OS版本:RHEL7.1,ORACLE版本:11.2.0.4
在删除之前的环境上没有遇到什么问题
然后是安装。
1.磁盘绑定与清理
磁盘绑定有多种方式,比如raw,udev,还有oracle官方的asmlib
在安装grid的时候选择磁盘,磁盘用的multipath做了冗余,但是/dev/mapper/data*的权限是root的,oracle无法识别。
所以我这里做了raw的绑定,比如
/bin/raw /dev/raw/raw113 /dev/mapper/data113
chown grid:asmadmin /dev/raw/raw113
然后再/etc/rc.local中写入/bin/raw /dev/raw/raw113 /dev/mapper/data113,设置开机绑定
因为磁盘是使用过的,磁盘状态不是candidate
SQL> select group_number,mount_status,header_status,total_mb,path from v$asm_disk;
GROUP_NUMBER MOUNT_S HEADER_STATU TOTAL_MB PATH
------------ ------- ------------ ---------- ----------------------------------------
0 CLOSED MEMBER 0 /dev/raw/raw102
0 CLOSED FORMER 0 /dev/raw/raw121
0 CLOSED FORMER 0 /dev/raw/raw120
0 CLOSED FORMER 0 /dev/raw/raw118
0 CLOSED FORMER 0 /dev/raw/raw119
0 CLOSED MEMBER 0 /dev/raw/raw103
0 CLOSED MEMBER 0 /dev/raw/raw104
...
这里的磁盘肯定在安装的时候是不可直接使用的,需要清理磁盘
dd if=/dev/zero of=/dev/mapper/data101 bs=1k count=1
bs*count必须>=磁盘头大小,bs的值会直接影响dd的速度
清理了以后就可以在安装过程中选择该磁盘了
2.gpgkey
安装过程中发现未安装elfutils-libelf-devel,使用yum安装失败
检测yum
[root@xsdbd31 ~]# yum repolist
...
repolist: 17,341
查看yum 配置文件
[root@xsdbd31 yum.repos.d]# pwd
/etc/yum.repos.d
[root@xsdbd31 yum.repos.d]# cat redhat7_1.repo
[beta] #
name=redhat-$releasever - beta
baseurl=http://10.174.70.29/redhat/redhat7.1
enabled=1
gpgcheck=1
gpgkey=file:///etc/pki/rpm-gpg/RPM-GPG-KEY-redhat-beta
priority=1
gpgkey用的是beta版,不是release
rpm --import file:///etc/pki/rpm-gpg/RPM-GPG-KEY-redhat-release
然后重新安装即可
3.ACFS-9459, ACFS-9201
在安装grid执行root.sh的时候遇到如下问题
[client(27240)]CRS-10001:19-Jan-18 03:47 ACFS-9459: ADVM/ACFS is not supported on this OS version: 'unknown'
[client(27242)]CRS-10001:19-Jan-18 03:47 ACFS-9201: Not Supported
很明显的错误,该数据库版本和当前OS未认证,检测MOS文档说可以忽略。
虽然是忽略了,但是后续也遇到了不少问题
4.tmp环境变量
[grid@xsdbd31 bin]$ ./cluvfy stage -pre crsinst -n xsdbd31,xsdbd32 -r 11gR2 -verbose
ERROR:
Work area path "tmp/" is invalid.

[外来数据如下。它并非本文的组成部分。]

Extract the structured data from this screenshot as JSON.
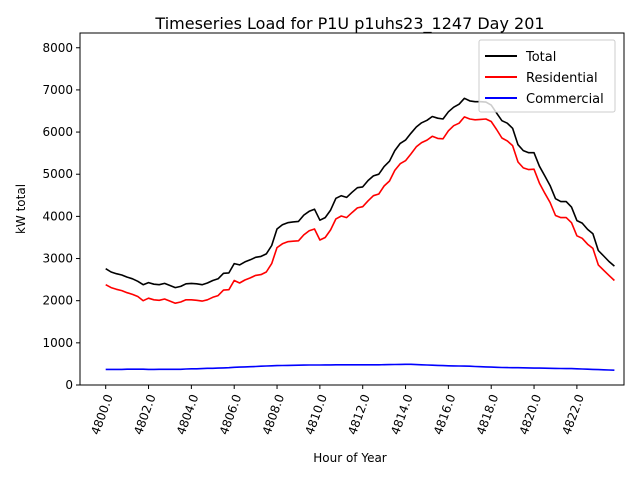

It must be specified as an absolute pathname
刚开始还以为是tmp空间不够,其实报错说明了IT必须是绝对路径
检查grid profile中的变量
export TMP=tmp;
export TMPDIR=$TMP;
更改成
export TMP=/tmp;
export TMPDIR=$TMP;
5.非root用户id为0
在执行root.sh和检测脚本的时候都有如下报错
ERROR:
Unable to obtain network interface list from Oracle ClusterwarePRCT-1011 : Failed to run "oifcfg". Detailed error: null
Verification cannot proceed
刚开始以为是网络问题,检测了网络是正确的,防火墙也关闭了
查询了MOS
Errors PRCR-1006 PRCR-1071 PROC-5 reported during GI installation as multiple user has uid 0 (文档 ID 2012626.1)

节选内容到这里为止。